也就是如果categorical feature有多个values

In [16]:
import numpy as np
import pandas as pd
from sklearn.preprocessing import LabelEncoder
from tensorflow.python.keras.preprocessing.sequence import pad_sequences

from deepctr.models import DeepFM
from deepctr.feature_column import SparseFeat, VarLenSparseFeat,get_feature_names


def split(x):
    key_ans = x.split('|')
    for key in key_ans:
        if key not in key2index:
            # Notice : input value 0 is a special "padding",so we do not use 0 to encode valid feature for sequence input
            key2index[key] = len(key2index) + 1
    return list(map(lambda x: key2index[x], key_ans))

if __name__ == "__main__":
    data = pd.read_csv("DeepCTR/examples/movielens_sample.txt")
    sparse_features = ["movie_id", "user_id",
                       "gender", "age", "occupation", "zip", ]
    target = ['rating']

    # 1.Label Encoding for sparse features,and process sequence features
    for feat in sparse_features:
        lbe = LabelEncoder()
        data[feat] = lbe.fit_transform(data[feat])
    # preprocess the sequence feature

    key2index = {}
    genres_list = list(map(split, data['genres'].values))
    genres_length = np.array(list(map(len, genres_list)))
    max_len = max(genres_length)
    # Notice : padding=`post`
    genres_list = pad_sequences(genres_list, maxlen=max_len, padding='post', )

    # 2.count #unique features for each sparse field and generate feature config for sequence feature

    fixlen_feature_columns = [SparseFeat(feat, data[feat].max() + 1,embedding_dim=4)
                        for feat in sparse_features]

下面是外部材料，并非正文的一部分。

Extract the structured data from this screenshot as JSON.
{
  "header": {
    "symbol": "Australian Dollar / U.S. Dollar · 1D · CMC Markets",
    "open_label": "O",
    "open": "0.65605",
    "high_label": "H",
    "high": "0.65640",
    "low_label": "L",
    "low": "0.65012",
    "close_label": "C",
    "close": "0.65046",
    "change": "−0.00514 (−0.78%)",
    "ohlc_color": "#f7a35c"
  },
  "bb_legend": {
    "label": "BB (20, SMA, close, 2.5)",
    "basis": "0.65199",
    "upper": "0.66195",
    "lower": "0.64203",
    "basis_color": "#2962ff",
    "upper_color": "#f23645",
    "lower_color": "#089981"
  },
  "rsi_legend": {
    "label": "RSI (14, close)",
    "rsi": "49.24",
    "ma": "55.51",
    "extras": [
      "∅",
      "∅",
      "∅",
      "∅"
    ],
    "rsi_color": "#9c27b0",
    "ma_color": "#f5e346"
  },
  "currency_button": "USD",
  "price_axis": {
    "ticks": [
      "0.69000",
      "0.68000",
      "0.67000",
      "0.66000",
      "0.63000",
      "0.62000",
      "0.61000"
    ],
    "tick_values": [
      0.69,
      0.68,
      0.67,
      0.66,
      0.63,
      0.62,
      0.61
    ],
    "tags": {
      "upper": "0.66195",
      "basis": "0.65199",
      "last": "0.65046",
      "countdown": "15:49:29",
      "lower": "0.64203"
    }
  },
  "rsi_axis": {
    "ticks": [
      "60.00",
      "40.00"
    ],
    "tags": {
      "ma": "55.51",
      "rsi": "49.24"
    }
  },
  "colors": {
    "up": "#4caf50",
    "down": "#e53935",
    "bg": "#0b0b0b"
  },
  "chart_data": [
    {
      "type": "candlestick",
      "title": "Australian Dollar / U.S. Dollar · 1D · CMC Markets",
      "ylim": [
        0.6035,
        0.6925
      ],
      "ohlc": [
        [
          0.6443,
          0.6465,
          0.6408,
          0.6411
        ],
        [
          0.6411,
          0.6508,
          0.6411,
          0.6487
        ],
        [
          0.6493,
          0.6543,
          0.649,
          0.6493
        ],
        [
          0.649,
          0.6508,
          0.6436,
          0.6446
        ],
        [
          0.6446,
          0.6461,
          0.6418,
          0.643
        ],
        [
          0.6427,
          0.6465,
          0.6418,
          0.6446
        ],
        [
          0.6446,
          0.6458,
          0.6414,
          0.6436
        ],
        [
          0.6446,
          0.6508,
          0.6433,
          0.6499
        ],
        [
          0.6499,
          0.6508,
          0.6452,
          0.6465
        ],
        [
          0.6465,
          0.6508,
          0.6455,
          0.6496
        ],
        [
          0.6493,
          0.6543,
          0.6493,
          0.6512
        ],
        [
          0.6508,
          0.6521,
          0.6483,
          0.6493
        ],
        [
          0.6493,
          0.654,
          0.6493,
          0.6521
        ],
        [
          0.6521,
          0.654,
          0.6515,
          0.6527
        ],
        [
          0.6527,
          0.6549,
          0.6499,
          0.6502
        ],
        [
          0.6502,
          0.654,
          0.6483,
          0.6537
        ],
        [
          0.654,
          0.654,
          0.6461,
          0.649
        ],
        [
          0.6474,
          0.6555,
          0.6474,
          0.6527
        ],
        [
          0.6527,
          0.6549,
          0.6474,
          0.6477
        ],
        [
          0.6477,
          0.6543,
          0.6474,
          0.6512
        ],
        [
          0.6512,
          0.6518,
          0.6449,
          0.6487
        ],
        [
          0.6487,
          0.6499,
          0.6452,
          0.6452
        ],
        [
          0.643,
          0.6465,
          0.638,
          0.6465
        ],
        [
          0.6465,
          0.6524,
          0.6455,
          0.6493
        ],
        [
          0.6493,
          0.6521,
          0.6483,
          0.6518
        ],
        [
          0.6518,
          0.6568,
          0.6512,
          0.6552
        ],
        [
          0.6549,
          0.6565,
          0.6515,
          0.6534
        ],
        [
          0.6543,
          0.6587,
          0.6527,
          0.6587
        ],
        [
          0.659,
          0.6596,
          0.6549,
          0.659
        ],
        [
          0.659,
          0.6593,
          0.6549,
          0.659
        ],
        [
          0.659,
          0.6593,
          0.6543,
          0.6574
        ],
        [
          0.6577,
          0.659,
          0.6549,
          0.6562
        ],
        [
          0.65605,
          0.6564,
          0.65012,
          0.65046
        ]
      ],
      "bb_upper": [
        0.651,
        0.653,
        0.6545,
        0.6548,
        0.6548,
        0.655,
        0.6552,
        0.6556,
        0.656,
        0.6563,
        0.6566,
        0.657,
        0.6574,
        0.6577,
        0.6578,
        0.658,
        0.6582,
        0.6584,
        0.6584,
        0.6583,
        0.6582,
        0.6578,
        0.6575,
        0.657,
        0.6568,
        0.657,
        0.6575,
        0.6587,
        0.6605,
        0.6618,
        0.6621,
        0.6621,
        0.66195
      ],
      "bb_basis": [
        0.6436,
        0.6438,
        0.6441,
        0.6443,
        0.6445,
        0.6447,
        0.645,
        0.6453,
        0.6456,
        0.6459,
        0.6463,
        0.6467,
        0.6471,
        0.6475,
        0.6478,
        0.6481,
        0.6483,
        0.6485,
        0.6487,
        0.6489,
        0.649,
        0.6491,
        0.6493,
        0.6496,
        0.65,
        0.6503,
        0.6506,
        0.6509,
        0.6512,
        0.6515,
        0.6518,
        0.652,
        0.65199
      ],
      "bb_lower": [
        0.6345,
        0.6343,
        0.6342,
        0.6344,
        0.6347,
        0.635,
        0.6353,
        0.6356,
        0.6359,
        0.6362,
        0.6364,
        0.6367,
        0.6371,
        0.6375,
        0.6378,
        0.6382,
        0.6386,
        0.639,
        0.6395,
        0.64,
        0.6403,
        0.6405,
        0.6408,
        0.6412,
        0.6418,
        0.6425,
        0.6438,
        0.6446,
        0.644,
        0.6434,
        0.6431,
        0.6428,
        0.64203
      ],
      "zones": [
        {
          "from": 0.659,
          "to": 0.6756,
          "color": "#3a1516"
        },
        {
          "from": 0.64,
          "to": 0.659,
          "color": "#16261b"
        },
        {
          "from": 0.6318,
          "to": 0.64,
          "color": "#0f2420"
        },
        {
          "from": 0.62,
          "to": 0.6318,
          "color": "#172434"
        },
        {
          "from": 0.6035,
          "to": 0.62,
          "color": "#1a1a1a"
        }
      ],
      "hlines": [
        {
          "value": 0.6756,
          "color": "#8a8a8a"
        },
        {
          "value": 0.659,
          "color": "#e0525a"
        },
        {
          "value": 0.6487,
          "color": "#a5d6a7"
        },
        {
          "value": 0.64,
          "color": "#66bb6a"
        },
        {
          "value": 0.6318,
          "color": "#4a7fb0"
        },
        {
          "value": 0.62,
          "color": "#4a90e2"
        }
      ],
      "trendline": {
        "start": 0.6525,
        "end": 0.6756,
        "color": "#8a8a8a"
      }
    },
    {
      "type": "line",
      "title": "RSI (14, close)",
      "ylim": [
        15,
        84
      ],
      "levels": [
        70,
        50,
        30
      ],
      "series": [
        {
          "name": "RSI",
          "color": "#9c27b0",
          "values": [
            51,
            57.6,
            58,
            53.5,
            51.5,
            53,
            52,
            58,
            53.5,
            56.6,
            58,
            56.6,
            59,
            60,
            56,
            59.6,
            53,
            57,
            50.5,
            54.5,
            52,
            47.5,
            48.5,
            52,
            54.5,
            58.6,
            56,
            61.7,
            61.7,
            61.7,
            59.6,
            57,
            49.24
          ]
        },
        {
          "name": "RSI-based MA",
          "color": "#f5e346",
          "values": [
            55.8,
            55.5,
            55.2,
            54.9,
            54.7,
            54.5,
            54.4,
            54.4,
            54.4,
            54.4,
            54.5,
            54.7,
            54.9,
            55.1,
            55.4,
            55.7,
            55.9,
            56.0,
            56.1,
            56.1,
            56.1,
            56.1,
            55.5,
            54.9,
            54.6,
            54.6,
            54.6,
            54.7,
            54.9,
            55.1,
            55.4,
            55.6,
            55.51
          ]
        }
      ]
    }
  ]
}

    use_weighted_sequence = False
    if use_weighted_sequence:
        varlen_feature_columns = [VarLenSparseFeat(SparseFeat('genres',vocabulary_size=len(
            key2index) + 1,embedding_dim=4), maxlen= max_len, combiner='mean',weight_name='genres_weight')]  # Notice : value 0 is for padding for sequence input feature
    else:
        varlen_feature_columns = [VarLenSparseFeat(SparseFeat('genres',vocabulary_size= len(
            key2index) + 1,embedding_dim=4), maxlen=max_len, combiner='mean',weight_name=None)]  # Notice : value 0 is for padding for sequence input feature

    linear_feature_columns = fixlen_feature_columns + varlen_feature_columns
    dnn_feature_columns = fixlen_feature_columns + varlen_feature_columns

    feature_names = get_feature_names(linear_feature_columns+dnn_feature_columns)


    # 3.generate input data for model
    model_input = {name:data[name] for name in feature_names}#
    model_input["genres"] = genres_list
    model_input["genres_weight"] =  np.random.randn(data.shape[0],max_len,1)


    # 4.Define Model,compile and train
    model = DeepFM(linear_feature_columns,dnn_feature_columns,task='regression')

    model.compile("adam", "mse", metrics=['mse'], )
    history = model.fit(model_input, data[target].values,
                        batch_size=256, epochs=10, verbose=2, validation_split=0.2, )

Epoch 1/10


  [n for n in tensors.keys() if n not in ref_input_names])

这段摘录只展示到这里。